Sydney Morning Herald
By Sacha Molitorisz
June 3, 2005
Hugo Weaving and Emma Lung in Peaches, a Hopscotch Films release.
Agent Smith trades the machinations of The Matrix for those of a quiet Australian town in Peaches.
Director Craig Monahan
Stars Hugo Weaving, Jacqueline McKenzie, Emma Lung
Hugo Weaving has had head-turning roles in everything from Hollywood hits to smell-of-an-oily-rag Aussie films. His most memorable creations include a blind hotographer in Jocelyn Moorhouse’s Proof; a drag queen in The Adventures of Priscilla, Queen of the Desert; the creepy, self-replicating Agent Smith in the Matrix films; and that luminous fella with the pointy ears in the Lord of the Rings trilogy.
As far as Weaving is concerned, however, the standout is a crook named Eddie Fleming. That’s the character he played in 1998’s The Interview, a tense Australian drama for which Weaving won his second AFI best-actor award. (The first was for Proof.) Weaving has said making it was "without doubt the best experience I have ever had making a film".
"I think I said something like The Interview was the most fulfilling experience from an acting point of view," he says. "And it definitely was. That was a combination of working with a director who was very open and very prepared, and … working with [co-star] Tony Martin – just sitting opposite him every day, which is pretty much what we did because the film is essentially a dialogue between two men."

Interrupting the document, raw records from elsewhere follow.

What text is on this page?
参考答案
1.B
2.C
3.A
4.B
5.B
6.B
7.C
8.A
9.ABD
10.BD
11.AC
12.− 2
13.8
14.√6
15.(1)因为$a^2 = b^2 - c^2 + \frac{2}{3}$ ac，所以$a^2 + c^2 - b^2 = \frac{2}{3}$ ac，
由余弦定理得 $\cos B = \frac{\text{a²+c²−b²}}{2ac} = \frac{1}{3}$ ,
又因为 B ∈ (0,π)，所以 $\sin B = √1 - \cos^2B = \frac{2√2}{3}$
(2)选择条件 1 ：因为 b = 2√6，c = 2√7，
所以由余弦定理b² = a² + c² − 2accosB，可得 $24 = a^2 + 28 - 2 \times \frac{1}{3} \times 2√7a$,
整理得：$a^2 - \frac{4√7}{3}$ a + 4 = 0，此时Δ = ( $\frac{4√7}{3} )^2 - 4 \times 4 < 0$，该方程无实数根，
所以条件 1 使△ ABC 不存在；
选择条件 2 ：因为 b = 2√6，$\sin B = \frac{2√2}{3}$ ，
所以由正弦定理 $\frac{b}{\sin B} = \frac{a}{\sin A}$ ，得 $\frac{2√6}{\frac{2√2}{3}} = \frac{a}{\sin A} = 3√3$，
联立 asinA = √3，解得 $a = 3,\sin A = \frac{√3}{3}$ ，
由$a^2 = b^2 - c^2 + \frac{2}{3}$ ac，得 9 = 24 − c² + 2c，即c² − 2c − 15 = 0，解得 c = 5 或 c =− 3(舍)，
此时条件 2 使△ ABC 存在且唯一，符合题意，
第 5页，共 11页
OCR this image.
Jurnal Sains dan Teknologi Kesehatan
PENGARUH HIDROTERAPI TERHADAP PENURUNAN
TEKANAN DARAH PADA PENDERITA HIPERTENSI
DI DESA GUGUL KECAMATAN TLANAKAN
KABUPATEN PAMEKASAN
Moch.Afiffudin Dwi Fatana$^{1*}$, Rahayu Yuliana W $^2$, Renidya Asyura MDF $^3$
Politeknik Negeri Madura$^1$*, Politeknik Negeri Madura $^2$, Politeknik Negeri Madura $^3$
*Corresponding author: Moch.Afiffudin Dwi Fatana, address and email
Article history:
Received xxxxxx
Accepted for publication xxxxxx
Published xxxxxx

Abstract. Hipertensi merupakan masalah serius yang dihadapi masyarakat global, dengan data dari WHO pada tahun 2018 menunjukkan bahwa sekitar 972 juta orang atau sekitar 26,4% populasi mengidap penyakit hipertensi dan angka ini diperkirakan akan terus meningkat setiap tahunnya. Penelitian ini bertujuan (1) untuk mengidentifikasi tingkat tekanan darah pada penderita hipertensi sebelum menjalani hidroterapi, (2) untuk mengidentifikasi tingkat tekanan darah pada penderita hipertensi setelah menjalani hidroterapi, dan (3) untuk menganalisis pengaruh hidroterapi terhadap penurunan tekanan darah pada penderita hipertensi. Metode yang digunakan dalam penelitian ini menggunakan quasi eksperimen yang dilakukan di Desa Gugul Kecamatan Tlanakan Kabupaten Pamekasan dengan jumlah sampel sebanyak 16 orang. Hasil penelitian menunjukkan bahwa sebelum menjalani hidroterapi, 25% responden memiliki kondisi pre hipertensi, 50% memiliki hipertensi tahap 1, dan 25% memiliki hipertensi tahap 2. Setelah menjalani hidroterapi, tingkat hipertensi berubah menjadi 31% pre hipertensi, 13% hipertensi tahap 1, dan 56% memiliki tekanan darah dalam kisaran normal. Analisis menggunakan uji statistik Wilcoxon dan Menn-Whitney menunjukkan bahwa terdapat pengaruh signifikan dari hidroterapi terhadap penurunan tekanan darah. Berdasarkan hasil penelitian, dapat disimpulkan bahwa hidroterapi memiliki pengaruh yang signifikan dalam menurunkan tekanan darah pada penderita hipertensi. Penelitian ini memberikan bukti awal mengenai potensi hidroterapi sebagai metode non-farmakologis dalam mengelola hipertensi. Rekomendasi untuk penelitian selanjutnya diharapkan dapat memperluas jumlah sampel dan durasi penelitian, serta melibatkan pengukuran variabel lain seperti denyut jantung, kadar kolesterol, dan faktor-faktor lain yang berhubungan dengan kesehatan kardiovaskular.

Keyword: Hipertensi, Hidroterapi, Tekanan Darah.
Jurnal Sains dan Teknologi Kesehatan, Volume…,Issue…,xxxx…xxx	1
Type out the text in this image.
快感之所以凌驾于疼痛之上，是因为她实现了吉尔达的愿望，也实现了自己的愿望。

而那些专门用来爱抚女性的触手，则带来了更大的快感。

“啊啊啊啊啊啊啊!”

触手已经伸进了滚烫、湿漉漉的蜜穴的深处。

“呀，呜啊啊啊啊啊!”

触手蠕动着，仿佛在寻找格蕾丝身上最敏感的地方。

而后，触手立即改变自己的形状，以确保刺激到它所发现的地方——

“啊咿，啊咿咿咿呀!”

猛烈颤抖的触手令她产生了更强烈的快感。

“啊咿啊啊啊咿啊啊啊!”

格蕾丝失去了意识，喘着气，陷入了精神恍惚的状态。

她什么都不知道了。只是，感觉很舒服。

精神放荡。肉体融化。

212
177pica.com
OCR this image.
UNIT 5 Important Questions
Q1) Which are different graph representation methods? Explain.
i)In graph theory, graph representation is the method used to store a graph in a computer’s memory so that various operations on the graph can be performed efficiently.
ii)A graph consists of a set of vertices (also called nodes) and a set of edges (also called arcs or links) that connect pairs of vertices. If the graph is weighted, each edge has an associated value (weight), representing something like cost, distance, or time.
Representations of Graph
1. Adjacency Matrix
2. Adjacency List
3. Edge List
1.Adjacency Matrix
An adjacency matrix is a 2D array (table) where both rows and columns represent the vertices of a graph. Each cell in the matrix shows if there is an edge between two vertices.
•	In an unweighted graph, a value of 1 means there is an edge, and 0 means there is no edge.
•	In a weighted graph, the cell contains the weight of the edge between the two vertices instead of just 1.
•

Weaving has reunited with The Interview’s writer-director, Craig Monahan, for the filmmaker’s second effort, Peaches. The collaboration is long overdue. In the years between Monahan’s films, Weaving started and finished working on two of history’s most successful film trilogies, first as Agent Smith, then as Elrond the elf.
Peaches is set in a sleepy South Australian town named Swanreach. The drama opens with a fatal car crash: two adults are killed, but a baby survives. The narrative then jumps forward nearly 20 years, with the baby grown into the eccentric Steph (Emma Lung).
Steph is a teenager, so – naturally – she has a love-hate relationship with the single woman raising her, Jude (Jacqueline McKenzie). Jude, meanwhile, has a hate-hate relationship with her former lover, Alan (Weaving), who runs the town’s peach cannery. That’s pretty much the town’s only industry, so Steph gets a job there, where she learns about her dead parents’ friendship with Jude and Alan 20 years ago.
The plot is mostly as fresh as a newly picked peach. The fictional setting is beautiful and interesting. The structure works well, flitting between the melancholy present and the optimistic years before Steph’s birth. Best of all, the narrative gradually gains momentum, veering off in unexpected directions.
The film features various intriguing subplots and tangents. It was written by Sue Smith, a Sydney scriptwriter making her feature-writing debut. Her impressive credits include TV’s Brides of Christ and The Road from Coorain.
"Sue’s fantastic," Weaving says. "I met her during Bordertown, a 10-part series she wrote. The lovely thing about it was that after we started shooting, she started writing especially for the actors playing the characters. That’s a really unusual experience for an actor.
"For Peaches, she was on set a lot. It was great having her around."
Weaving is clear about what attracted him to the script.
"Peaches is about five or six people working in the same factory in the Riverland in South Australia," he says. "It’s very much a drama on a human level. These are real people faced with the loss of their parents, their families, their jobs, their community, their hopes …"
Weaving was born in Nigeria, raised in England and moved to Sydney at 16, where he trained at the National Institute of Dramatic Art. He had to play two versions of Alan: as a young idealist and as a middle-aged loner.
"There’s a 17-year gap," he says. "The ’80s Alan is this passionate but shy union official. The older guy is losing everything. He has had the hope beaten out of him."
Weaving’s two performances are excellent, as are those of his co-stars.
"Emma’s pretty fresh, just out of drama school, and I think she’s very talented," he says. "And Jacqui I’ve wanted to work with for years.
"She has some understanding of bigger films and smaller films. And she’s a real character, Jacq. She’s pretty full-on. She’s an actor whose emotions are absolutely there on the surface."
So what does Weaving prefer? The bigger films? Or the smaller films, like Peaches?
"I do love working in Australia," he says. "Generally, the budgets are smaller, the crews are smaller and generally you work at a fast pace.
"That gives you energy. At the end of the day, you’ve worked a lot but you don’t feel tired. On the big ones, you sit around a lot. That really saps your energy."
Still, it beats working in a cannery.